天空中飄著厚厚的白雲朵,我在我們的小院子裡種石榴,養海棠。我在廚房的鍋上煨紅棗蓮子湯。我精心營造著我們的地久天長。

秋去冬來,不過一個季節,洛可就厭倦了這樣的日子,他對我說:“晴霏,這不是我想要的生活。”

他想要的生活是什麼樣的?我在他閃閃爍爍的眼神裡,找不到答案。

石家莊的春天來得晚,但春天還是來了。當春天的枝條兒開始抽出綠來,那些嫩黃淡綠的小芽兒,逼出我滿眶的淚。生命是這樣的蓬勃,我和洛可的愛情,卻死了。

阿木推開我的院門時,我正盤腿坐在院子的地面磚上曬太陽。春天的太陽,怎麼曬不暖心呢?海棠花兒在我的身後,萎了一地的花瓣。我聽到敲門聲已久,有聲音在問:“有人嗎?”我懶得動。

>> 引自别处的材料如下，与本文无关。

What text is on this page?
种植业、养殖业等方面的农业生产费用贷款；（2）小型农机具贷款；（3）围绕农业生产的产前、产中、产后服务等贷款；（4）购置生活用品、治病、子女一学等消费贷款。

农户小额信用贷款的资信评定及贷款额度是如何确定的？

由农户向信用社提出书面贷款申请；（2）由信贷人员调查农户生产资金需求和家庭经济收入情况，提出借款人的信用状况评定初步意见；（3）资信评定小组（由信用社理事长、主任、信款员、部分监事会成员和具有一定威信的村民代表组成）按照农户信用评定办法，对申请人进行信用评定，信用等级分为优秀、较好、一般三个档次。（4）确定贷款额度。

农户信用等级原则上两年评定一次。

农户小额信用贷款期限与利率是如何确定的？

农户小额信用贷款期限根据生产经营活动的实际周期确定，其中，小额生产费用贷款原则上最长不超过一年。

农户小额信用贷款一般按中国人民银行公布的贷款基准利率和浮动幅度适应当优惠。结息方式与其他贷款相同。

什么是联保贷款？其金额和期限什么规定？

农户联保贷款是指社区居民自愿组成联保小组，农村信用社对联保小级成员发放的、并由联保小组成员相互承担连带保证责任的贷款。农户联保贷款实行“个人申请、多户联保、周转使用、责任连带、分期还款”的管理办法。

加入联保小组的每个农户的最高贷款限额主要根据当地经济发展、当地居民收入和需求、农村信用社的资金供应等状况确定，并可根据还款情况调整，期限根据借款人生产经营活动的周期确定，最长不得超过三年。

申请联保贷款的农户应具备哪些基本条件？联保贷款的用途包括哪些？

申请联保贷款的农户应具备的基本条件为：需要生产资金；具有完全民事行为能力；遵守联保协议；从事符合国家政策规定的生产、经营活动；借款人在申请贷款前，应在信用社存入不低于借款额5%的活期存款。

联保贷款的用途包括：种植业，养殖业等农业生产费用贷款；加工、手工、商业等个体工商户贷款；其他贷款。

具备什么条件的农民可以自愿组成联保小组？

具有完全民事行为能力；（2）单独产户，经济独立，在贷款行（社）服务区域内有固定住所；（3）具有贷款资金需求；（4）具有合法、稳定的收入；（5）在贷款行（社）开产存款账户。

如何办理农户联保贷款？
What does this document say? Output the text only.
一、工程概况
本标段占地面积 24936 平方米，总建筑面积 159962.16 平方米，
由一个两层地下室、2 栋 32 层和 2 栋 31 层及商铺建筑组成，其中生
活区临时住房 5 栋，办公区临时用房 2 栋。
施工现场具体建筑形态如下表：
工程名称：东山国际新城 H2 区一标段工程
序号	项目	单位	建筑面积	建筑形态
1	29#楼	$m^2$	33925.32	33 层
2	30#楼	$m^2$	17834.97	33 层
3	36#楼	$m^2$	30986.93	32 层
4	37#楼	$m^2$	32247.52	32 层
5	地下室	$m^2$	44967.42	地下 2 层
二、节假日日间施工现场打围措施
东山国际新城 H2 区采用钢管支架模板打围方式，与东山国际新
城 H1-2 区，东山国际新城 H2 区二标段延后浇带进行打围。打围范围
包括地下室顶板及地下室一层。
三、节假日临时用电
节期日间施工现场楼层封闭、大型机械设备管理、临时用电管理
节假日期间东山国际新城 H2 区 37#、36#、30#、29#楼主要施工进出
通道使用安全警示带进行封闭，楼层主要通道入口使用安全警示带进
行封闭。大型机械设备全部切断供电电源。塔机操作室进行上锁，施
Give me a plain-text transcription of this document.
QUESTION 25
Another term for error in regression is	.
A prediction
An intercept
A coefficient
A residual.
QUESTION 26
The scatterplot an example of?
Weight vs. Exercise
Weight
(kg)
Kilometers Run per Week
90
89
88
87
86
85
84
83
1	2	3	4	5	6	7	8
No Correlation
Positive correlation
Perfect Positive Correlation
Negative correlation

我看到一個腦袋探進來,確切地說,是一頂帽子探進來。白底子,紅條紋,更為好笑的是,帽簷邊竟墜著兩個白色的絨球球。這樣的帽子,換到幼兒園孩子頭上,沒的說,可愛至極。可是,它現在戴在一個頗不年少的青年頭上。帽子下,一張黑黑的臉,眼睛倒是挺大,忽閃忽閃地盯著我:“請問大姐,你叫宋晴霏嗎?”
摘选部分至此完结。